The 1938 art – showing ten everyday men, women and a kid farming, notching and lifting logs, bringing food, resting and standing guard – was typical of an ambitious and successful project that had the federal government putting artists to work: the Works Progress Administration (WPA).
Oh, that Congress could extract its head from its tail and see that such efforts could still not only provide income to jobless artists, but inspire others who see the results.
In Peoria, evidence of the art and message and power of WPA work is on the southwest wall of the federal courthouse on Main and Monroe Streets, where the exterior limestone sculptures were created in the winter of 1939 by Freeman Schoolcraft.
William Zimmer in the New York Times 60 years later commented, “The purpose was to uplift the country in the middle of the Depression. Therefore brave role models from history, as well as ordinary folk doing ordinary work, were prime subject matter.”
The WPA was the Works Progress Administration, created on May 6, 1935, to help provide economic relief to the citizens of the United States who were suffering through the Depression.
During the life of the WPA, the government-funded Federal Art Project of the WPA hired hundreds of artists who collectively created more than 200,000 works of art for the American people. Part of President Franklin D. Roosevelt’s New Deal, the project employed some of the 20th century’s greatest artists, including Thomas Hart Benton, Arshile Gorky, Willem de Kooning and Jackson Pollock.
Under the direction of curator and critic Holger Cahill, the Federal Art Project operated in all 48 states and had divisions for easel painting, murals, sculpture, posters, prints and drawings, plus almost 100 community art centers with art classes for children and developing artists.
“Together these programs created a new awareness of and appreciation for the visual arts in America, and contributed heavily to the development of many artists who would go on to define the Abstract Expressionist era following the end of World War II,” said Justin Wolf, writing for “The Art Story.”
Roosevelt had previously tried to provide employment for artists on relief (now called welfare), namely the Public Works of Art Project (PWAP), which operated from 1933 to 1934, and the Treasury Department’s Section of Painting and Sculpture, created in 1934 after PWAP folded. However, it was the FAP that provided the widest reach, creating more than 5,000 jobs for artists.
“For artists to be considered for the Federal Art Project, they first had to apply for Home Relief to confirm they were impoverished, and then submit samples of their work to demonstrate they were actively creating art,” Wolf said. “Once approved, an artist’s stipend was $24 [for each 30-hour week].”
On June 30, 1943, the Federal Art Project disbanded.
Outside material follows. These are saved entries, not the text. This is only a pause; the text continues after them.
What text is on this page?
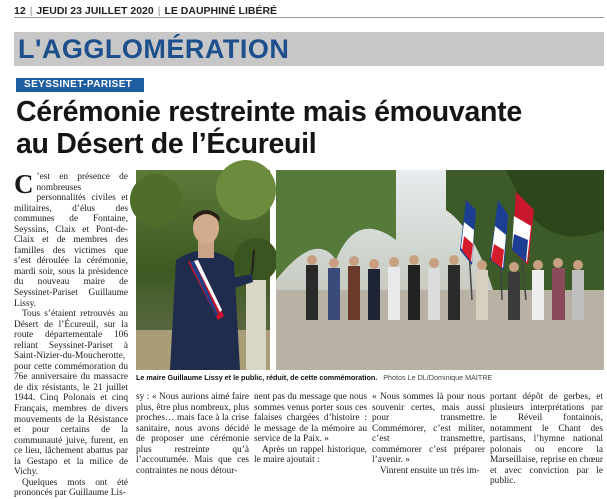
12 | JEUDI 23 JUILLET 2020 | LE DAUPHINÉ LIBÉRÉ
L'AGGLOMÉRATION
SEYSSINET-PARISET
Cérémonie restreinte mais émouvante
au Désert de l’Écureuil

C ’est en présence de nombreuses personnalités civiles et militaires, d’élus des communes de Fontaine, Seyssins, Claix et Pont-de-Claix et de membres des familles des victimes que s’est déroulée la cérémonie, mardi soir, sous la présidence du nouveau maire de Seyssinet-Pariset Guillaume Lissy.

Tous s’étaient retrouvés au Désert de l’Écureuil, sur la route départementale 106 reliant Seyssinet-Pariset à Saint-Nizier-du-Moucherotte, pour cette commémoration du 76e anniversaire du massacre de dix résistants, le 21 juillet 1944. Cinq Polonais et cinq Français, membres de divers mouvements de la Résistance et pour certains de la communauté juive, furent, en ce lieu, lâchement abattus par la Gestapo et la milice de Vichy.

Quelques mots ont été prononcés par Guillaume Lis-

Le maire Guillaume Lissy et le public, réduit, de cette commémoration. Photos Le DL/Dominique MAITRE

sy : « Nous aurions aimé faire plus, être plus nombreux, plus proches… mais face à la crise sanitaire, nous avons décidé de proposer une cérémonie plus restreinte qu’à l’accoutumée. Mais que ces contraintes ne nous détour-

nent pas du message que nous sommes venus porter sous ces falaises chargées d’histoire : le message de la mémoire au service de la Paix. »

Après un rappel historique, le maire ajoutait :

« Nous sommes là pour nous souvenir certes, mais aussi pour transmettre. Commémorer, c’est militer, c’est transmettre, commémorer c’est préparer l’avenir. »

Vinrent ensuite un très im-

portant dépôt de gerbes, et plusieurs interprétations par le Réveil fontainois, notamment le Chant des partisans, l’hymne national polonais ou encore la Marseillaise, reprise en chœur et avec conviction par le public.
There were “a few public-spirited artists who had come out of the WPA schools [and] had worked with the Associated American Artists, of which I was a member,” recalled Aaron Bohrod (who’d done murals in Galesburg, Centralia and Vandalia), “– Grant Wood, John Steuart Curry and Thomas Hart Benton.”
Years later, then-world-famous Willlem de Kooning said, “The Project was terribly important. It gave us enough to live on and we could paint what we wanted. I had to resign after a year because I was an alien, but even in that short time, I changed my attitude toward being an artist. Instead of doing odd jobs and painting on the side, I painted and did odd jobs on the side. My life was the same, but I had a different view of it. I gave up the idea of first making a fortune and then painting in my old age.”
The government-backed artists painted landscapes and cityscapes, historical moments or places and scenes representative of American ideals. Such programs created a new awareness of and appreciation for the visual arts in America, and contributed heavily to the development of many artists who would go on to define the Abstract Expressionist era following the end of World War II.
And they lifted Americans’ spirits.
In downtown Peoria, the art deco creations represent, right to left (looking from the street), are “Man of Peoria Industry,” “Woman of Peoria Agriculture,” “Potawatomi Native American” and “Peoria Postal Worker,” together showing a worker with a huge wrench, a farm woman, a Native American and a postal employee (the building formerly housed Peoria’s Main Post Office, too).
Schoolcraft – whose talent was discovered when he was still a Jackson, Mich., high schooler when Elmwood, IL, native and accomplished artist Lorado Taft was there working on a monument – studied with Taft in Chicago before getting help from the WPA.
The four pieces of façade all seem to be ideal – idyllic, even – examples of determination and strength. They seem to almost ripple with power and hope.
It was “as if the message is that Americans have the innate strength to overcome hardship,” Zimmer wrote. “[They] are usually composites of many, sometimes oddly juxtaposed vignettes, which convey the notion that unity can come from diversity.”
Artist still need work; Americans still need inspiration.
Can’t Congress see value in such labor, even if it’s, arguably, patriotic propaganda?
Despite today’s lingering Great Recession, our diversity can once more yield unity – if we’re aroused by art.